A crescente pandemia de obesidade exige a criação de políticas públicas direcionadas e é um fenômeno multifatorial causado pelos hábitos da sociedade em que se está inserido, como aponta estudo publicado pela Revista Saúde e Sociedade da USP (Universidade de São Paulo).

Para médicos, o sistema de recompensa criado pelos elogios após a perda de peso e pela aceitação social, do mundo do namoro ao ambiente de trabalho, faz com que a saúde fique em segundo plano –e superar isso é um desafio.

Douglas Francisco Kovaleski, professor do Departamento de Saúde Pública e do Programa de Pós-graduação em Saúde Coletiva da UFSC (Universidade Federal de Santa Catarina), diz que a sociedade que julga também é a que estimula um consumo desmedido de alimentos que levam ao aumento do peso. Para ele, os padrões estéticos ainda são muito usados como argumento de saúde.
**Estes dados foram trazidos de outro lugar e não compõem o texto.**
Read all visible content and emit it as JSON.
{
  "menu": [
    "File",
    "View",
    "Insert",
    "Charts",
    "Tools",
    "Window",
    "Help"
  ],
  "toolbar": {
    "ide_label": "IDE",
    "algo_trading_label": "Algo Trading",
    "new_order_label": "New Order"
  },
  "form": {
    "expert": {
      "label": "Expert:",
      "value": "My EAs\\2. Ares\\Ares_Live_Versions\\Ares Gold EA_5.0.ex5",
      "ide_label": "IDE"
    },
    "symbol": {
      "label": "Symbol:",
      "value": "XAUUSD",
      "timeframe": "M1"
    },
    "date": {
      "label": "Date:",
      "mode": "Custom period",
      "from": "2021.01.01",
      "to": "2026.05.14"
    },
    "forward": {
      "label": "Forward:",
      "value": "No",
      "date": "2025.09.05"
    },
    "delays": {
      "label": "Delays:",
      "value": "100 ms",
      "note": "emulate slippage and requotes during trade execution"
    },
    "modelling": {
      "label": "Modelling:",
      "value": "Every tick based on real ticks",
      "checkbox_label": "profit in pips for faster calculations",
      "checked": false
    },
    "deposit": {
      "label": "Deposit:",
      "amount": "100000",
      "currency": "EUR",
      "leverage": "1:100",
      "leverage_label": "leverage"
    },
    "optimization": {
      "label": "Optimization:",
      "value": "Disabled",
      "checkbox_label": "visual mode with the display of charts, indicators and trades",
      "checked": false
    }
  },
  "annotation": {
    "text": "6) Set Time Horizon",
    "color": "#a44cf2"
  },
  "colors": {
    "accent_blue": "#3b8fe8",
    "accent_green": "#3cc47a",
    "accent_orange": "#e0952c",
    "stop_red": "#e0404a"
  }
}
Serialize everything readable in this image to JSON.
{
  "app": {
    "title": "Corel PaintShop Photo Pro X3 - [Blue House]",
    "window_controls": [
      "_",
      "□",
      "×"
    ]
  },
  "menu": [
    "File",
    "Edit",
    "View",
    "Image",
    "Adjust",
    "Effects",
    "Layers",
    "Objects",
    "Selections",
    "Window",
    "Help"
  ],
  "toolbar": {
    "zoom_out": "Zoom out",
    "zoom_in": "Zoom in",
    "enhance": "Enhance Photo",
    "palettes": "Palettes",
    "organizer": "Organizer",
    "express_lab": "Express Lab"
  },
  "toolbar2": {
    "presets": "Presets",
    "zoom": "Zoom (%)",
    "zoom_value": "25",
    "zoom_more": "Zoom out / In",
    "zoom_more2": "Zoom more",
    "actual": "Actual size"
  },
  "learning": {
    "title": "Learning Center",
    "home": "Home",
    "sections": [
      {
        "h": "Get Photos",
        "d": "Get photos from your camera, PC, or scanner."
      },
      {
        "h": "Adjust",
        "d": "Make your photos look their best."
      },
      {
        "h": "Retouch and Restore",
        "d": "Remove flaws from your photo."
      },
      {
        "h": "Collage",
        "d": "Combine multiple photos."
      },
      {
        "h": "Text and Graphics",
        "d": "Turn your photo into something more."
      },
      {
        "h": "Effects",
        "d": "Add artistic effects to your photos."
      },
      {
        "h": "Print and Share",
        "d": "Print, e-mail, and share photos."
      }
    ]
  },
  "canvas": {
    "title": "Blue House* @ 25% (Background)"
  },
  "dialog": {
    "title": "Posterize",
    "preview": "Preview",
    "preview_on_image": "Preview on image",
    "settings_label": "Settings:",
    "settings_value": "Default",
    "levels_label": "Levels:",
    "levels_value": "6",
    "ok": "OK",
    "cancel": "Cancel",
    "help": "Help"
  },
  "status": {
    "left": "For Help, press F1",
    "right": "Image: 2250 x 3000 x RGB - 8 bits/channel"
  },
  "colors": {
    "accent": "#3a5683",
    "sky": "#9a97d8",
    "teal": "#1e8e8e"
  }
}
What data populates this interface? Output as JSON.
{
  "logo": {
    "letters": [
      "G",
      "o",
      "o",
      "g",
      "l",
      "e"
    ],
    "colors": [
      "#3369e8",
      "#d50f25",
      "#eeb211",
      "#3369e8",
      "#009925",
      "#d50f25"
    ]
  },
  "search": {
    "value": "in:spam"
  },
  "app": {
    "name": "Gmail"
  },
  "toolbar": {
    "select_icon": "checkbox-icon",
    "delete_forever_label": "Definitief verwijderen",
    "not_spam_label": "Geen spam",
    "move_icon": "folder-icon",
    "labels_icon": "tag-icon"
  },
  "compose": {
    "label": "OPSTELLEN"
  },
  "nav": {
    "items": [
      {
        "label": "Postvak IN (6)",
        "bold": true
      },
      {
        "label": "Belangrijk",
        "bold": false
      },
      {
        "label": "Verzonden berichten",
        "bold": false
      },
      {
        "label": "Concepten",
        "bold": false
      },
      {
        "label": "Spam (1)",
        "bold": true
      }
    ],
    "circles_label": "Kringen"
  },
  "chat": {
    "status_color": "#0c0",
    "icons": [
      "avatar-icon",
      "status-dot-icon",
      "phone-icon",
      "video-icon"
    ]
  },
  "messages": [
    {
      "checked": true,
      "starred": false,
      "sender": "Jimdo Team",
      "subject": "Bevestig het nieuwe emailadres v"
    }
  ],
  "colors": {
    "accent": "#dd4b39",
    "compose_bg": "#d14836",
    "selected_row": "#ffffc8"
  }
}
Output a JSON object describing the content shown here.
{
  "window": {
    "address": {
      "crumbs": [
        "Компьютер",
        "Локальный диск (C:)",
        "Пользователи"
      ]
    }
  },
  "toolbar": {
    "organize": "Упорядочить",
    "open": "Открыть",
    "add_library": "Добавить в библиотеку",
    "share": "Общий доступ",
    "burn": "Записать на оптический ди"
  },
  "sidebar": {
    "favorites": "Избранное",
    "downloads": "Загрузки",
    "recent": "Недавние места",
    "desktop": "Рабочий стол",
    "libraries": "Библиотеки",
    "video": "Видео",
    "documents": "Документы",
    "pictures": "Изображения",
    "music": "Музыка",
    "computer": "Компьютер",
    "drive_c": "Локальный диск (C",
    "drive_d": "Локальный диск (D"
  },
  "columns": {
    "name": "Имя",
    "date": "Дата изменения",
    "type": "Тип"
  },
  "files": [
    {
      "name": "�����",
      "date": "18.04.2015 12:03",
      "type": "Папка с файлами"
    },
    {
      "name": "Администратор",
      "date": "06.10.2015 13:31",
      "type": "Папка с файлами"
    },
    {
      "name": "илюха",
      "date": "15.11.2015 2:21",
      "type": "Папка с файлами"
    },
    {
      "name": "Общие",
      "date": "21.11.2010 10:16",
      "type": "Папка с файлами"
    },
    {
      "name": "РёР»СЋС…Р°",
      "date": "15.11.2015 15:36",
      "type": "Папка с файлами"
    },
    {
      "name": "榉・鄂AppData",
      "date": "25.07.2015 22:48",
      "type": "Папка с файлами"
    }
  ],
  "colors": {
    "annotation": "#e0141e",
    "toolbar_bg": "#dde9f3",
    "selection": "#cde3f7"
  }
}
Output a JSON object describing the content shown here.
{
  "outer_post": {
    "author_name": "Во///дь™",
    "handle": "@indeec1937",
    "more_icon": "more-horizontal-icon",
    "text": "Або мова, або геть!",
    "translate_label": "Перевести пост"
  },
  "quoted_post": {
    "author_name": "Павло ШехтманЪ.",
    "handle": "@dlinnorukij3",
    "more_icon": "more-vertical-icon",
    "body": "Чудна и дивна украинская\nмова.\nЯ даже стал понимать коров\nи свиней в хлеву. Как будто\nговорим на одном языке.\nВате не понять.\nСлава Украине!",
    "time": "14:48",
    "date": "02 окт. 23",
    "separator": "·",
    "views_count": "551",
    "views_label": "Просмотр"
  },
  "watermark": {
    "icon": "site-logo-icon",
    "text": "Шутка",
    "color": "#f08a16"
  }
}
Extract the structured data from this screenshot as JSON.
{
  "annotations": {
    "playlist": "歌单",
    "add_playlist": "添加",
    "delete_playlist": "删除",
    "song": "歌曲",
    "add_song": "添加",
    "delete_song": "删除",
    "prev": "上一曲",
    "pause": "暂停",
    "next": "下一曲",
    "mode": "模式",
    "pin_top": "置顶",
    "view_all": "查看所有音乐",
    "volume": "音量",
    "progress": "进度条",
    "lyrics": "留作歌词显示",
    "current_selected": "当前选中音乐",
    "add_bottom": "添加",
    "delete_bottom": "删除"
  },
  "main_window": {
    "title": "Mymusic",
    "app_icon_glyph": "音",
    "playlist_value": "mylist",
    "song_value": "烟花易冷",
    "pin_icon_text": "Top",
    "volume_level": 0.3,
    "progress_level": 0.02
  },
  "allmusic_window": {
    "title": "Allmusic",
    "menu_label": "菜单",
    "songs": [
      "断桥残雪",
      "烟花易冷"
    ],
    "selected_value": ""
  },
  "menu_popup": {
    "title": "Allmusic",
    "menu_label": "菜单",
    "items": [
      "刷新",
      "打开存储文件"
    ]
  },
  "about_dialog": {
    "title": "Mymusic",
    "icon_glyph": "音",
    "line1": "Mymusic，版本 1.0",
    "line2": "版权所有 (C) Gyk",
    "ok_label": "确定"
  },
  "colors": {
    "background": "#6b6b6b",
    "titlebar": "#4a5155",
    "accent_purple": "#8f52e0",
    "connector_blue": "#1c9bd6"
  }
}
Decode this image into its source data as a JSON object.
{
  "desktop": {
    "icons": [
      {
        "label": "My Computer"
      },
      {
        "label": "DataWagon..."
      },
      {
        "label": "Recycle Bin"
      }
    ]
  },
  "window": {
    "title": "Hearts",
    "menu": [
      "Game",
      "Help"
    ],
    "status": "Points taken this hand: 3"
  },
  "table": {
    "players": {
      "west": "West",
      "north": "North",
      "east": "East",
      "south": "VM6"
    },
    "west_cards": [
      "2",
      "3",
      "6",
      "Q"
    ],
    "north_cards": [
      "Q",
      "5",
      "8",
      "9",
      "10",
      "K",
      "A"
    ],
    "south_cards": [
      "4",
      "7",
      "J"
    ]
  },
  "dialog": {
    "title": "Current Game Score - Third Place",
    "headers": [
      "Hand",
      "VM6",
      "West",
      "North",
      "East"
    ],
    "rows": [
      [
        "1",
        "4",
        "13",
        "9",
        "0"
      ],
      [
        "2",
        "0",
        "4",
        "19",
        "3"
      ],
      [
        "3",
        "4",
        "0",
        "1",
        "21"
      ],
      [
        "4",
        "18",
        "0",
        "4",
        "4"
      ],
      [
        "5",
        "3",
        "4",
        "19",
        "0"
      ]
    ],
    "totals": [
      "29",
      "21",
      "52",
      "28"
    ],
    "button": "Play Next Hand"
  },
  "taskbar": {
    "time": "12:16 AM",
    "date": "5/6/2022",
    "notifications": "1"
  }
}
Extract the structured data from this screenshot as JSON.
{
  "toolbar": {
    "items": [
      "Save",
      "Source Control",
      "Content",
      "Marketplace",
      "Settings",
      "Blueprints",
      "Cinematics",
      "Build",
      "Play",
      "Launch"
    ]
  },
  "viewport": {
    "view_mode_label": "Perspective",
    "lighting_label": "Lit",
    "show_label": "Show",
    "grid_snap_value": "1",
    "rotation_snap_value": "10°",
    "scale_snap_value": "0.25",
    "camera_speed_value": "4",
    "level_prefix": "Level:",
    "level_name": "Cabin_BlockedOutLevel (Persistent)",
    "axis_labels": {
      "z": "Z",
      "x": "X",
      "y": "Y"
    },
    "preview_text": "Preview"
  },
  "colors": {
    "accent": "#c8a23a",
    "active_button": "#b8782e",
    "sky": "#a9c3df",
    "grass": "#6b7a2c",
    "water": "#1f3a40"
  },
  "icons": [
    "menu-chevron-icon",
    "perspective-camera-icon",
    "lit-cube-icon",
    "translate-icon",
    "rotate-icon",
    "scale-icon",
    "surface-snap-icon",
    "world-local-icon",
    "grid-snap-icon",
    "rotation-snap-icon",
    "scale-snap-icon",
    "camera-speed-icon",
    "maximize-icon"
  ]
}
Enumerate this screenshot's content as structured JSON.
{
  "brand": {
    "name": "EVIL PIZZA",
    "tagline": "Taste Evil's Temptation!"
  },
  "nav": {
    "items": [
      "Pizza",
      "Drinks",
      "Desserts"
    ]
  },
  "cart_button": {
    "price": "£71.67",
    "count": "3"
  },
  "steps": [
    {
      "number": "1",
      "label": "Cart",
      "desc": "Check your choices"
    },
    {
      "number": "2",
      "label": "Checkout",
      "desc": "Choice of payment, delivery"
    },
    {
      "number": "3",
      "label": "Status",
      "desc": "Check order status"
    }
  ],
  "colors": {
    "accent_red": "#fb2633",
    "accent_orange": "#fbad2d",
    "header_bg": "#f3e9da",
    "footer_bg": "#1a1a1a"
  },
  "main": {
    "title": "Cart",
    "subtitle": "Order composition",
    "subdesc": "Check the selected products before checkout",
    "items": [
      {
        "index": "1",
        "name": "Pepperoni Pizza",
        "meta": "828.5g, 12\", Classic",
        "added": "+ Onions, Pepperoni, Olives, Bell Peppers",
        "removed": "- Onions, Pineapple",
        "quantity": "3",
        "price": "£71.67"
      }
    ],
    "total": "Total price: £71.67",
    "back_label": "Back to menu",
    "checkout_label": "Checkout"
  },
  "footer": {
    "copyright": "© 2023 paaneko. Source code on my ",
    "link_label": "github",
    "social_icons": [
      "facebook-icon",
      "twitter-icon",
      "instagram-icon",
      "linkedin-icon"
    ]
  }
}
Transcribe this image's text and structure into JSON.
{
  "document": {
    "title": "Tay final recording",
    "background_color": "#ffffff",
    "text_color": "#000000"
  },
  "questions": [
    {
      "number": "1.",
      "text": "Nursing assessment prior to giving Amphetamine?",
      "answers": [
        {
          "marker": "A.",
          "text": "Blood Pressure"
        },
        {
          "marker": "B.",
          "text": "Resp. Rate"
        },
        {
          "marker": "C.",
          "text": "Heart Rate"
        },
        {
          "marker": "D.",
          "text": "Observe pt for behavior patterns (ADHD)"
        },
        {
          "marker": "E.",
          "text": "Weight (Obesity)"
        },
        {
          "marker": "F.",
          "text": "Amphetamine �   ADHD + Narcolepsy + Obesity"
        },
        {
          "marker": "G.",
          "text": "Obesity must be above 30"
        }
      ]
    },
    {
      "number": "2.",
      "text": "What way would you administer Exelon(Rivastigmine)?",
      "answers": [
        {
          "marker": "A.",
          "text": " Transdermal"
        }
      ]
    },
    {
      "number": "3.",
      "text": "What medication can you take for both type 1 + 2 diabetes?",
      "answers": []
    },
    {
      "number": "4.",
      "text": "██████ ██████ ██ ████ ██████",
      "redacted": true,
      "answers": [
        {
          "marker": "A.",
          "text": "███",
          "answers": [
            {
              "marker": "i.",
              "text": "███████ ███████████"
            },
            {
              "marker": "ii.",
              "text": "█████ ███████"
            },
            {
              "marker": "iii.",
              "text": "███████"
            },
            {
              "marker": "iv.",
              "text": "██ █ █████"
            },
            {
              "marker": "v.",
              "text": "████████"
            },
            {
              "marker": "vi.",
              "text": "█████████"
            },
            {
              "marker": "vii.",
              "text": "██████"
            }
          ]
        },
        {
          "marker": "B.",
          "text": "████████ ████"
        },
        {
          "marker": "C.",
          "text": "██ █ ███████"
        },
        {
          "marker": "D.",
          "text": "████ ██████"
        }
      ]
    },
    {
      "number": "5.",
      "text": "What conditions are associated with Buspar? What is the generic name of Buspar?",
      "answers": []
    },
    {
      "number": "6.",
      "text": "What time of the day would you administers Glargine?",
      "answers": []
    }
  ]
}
"Vemos hoje muitos profissionais exagerando na solicitação de magreza, condenando de uma maneira muito ríspida e até grosseira, o que caracteriza gordofobia, que é quando a pessoa gorda é culpabilizada. O obeso passa a ser um pária na sociedade, não tem lugar pra sentar no ônibus, no avião, é maltratado pelo médico na consulta", avalia.

A exclusão, segundo o professor, intensifica o processo do sofrimento psíquico já presente nesses casos. "Não posso estimular que tenham sobrepeso, mas o profissional de saúde a partir do momento que trata o outro como igual, merecedor do cuidado, sem um ponto de vista equivocado de preconceito, ajuda a melhorar a vida dessa pessoa", diz.

As tentativas de emagrece da gerente de recursos humanos Thais Fernanda Alvarenga, 30, vêm desde a infância, quando era comparada à irmã. Na adolescência, momento que ganhou mais peso, começou a fazer dietas de revistas. O que causou seu emagrecimento, porém, foi a reeducação alimentar associada a acompanhamento médico propostos por sua mãe.

Hoje, diz que a fase "bitolada com o corpo" passou, embora a questão hereditária ainda preocupe-a.

"Não são casos de obesidade, mas acho que sou a pessoa mais magra da minha família", diz. "Mudei a minha percepção, porque ficar sendo comparada e se comparar a vida inteira com o padrão de beleza interfere na autoestima num nível altíssimo. Atrapalha a sua vida profissional, emocional e afetiva."